I did, albeit not in a Pulitzer Prize-winner, but in Osborne & Eppler’s
SOUTHERN FRIED FUNERAL. Here Hinkle played a busybody neighbor who is a flashlight-sized thorn in the side of Dorothy Frye under normal circumstances, but more so now, for Dorothy’s husband Dewey has suddenly died.
That means that daughter Harlene will be coming home to Mississippi from Dallas. Undoubtedly this free spirit will conflict with her younger sister Samantha Jo, who’s an overbearing overachiever.
If that were Dorothy’s only problem. Her brother-in-law Dub claims that with his brother’s death, HE now has title to the land on which the house sits.
There’s early talk on how Dewey’s son Junior has bought a lottery ticket, which MUST be a red herring, I hoped, for a sudden six-number seven-figure win would be too easy a way to get the Fryes out of their financial frying pan. Nope — that’s part of the resolution, but it wasn’t needed, for the usually shiftless Harlene and her old beau who’s now a lawyer find a legal loophole.
And a happy ending, of course. McEntire is quick to admit that “We’re not here to educate; we’re here to entertain.” So although SOUTHERN FRIED FUNERAL has no Broadway pedigree — one of the troupe’s occasional actors co-wrote it — the title sounds funny enough to do that entertaining. McEntire would have been far less inclined to produce it if it had been called A DEATH IN THE FAMILY. He knows that people would have stayed home instead even if it meant cleaning their bathroom tile.

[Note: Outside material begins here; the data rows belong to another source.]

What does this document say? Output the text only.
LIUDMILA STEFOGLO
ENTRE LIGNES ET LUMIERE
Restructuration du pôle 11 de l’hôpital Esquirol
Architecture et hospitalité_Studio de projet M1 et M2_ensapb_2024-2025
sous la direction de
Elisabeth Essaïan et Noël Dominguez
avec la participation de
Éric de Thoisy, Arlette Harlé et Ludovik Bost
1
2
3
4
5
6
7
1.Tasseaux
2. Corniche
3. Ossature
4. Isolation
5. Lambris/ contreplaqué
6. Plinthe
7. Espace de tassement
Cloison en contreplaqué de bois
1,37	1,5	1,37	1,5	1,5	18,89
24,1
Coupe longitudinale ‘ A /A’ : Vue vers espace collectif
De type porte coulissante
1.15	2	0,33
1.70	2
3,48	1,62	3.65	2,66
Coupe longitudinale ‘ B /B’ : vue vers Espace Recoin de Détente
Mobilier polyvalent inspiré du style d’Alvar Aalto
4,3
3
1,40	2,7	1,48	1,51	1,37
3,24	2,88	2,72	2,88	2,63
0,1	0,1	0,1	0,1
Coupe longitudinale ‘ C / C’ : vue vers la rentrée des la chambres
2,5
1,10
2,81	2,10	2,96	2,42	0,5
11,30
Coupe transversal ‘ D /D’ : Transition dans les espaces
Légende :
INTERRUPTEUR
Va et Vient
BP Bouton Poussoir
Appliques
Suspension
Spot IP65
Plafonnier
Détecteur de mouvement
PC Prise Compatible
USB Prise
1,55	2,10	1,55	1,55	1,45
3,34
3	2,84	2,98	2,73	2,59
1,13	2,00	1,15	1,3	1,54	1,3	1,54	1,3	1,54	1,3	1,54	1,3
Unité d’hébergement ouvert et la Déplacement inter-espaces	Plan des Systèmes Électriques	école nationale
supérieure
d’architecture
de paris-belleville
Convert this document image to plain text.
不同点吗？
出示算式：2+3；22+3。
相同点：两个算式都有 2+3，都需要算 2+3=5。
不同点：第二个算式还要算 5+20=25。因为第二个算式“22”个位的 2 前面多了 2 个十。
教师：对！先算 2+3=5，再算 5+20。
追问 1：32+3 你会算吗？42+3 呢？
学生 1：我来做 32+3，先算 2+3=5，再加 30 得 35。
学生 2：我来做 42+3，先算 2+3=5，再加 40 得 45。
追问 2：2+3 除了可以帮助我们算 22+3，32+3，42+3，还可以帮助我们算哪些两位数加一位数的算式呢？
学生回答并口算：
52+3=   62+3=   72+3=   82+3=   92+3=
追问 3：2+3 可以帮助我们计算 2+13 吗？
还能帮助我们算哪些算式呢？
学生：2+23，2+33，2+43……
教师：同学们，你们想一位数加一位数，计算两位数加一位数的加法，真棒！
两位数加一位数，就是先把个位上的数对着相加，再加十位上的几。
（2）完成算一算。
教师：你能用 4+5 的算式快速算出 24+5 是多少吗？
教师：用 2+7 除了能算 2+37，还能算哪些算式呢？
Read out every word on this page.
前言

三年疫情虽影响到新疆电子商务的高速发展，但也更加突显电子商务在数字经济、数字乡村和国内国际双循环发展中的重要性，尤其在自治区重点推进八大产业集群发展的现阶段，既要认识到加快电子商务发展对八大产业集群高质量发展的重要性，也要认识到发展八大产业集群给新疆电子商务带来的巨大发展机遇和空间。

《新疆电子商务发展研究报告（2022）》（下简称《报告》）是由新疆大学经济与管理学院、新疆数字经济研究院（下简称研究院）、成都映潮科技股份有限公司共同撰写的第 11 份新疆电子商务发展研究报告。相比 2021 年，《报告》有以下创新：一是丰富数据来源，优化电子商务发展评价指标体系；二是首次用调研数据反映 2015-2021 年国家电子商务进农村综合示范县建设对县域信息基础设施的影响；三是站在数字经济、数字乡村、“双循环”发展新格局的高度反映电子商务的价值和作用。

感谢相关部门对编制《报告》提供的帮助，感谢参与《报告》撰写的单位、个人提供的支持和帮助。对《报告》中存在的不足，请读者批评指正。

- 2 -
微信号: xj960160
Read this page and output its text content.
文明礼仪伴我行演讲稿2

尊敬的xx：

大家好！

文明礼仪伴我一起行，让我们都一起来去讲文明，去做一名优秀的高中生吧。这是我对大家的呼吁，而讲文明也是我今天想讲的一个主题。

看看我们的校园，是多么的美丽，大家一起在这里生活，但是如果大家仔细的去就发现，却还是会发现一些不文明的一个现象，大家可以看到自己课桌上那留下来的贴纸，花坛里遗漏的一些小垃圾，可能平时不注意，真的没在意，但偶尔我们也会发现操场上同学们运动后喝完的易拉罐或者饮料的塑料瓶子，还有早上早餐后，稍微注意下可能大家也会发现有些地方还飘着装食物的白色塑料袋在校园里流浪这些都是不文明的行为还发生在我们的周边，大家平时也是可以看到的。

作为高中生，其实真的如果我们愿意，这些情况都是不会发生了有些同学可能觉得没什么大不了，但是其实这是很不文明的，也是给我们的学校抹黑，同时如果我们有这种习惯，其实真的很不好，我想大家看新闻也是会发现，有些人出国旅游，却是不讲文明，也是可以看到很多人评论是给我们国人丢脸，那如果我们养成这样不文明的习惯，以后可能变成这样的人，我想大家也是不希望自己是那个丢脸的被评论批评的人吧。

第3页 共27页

Some cynics may say, “Big deal! What ELSE is there to do in Little Rock?” Well, what else was there to do in the dozens of other small cities and towns where dinner theaters tried and failed?
So what’s the secret to the longevity of Murry’s Dinner Playhouse? “We own the building outright and have no debt,” said McEntire, but you and I know there’s more to it than that. McEntire has found out what they like and how they like it and has given it to them just that way. The actors may be non-Equity, but all of them are paid — and accomplished; the 11 proved to be professional and convincing in their roles.
That includes Hinkle, who recently broke her arm, but there she was on stage, arm in a sling, chattering away.
So neither flood nor injury can stop Murry’s Dinner Playhouse. Even if you have no immediate plans to visit Little Rock, chances are that whenever you get here, Murry’s will still be there waiting for you.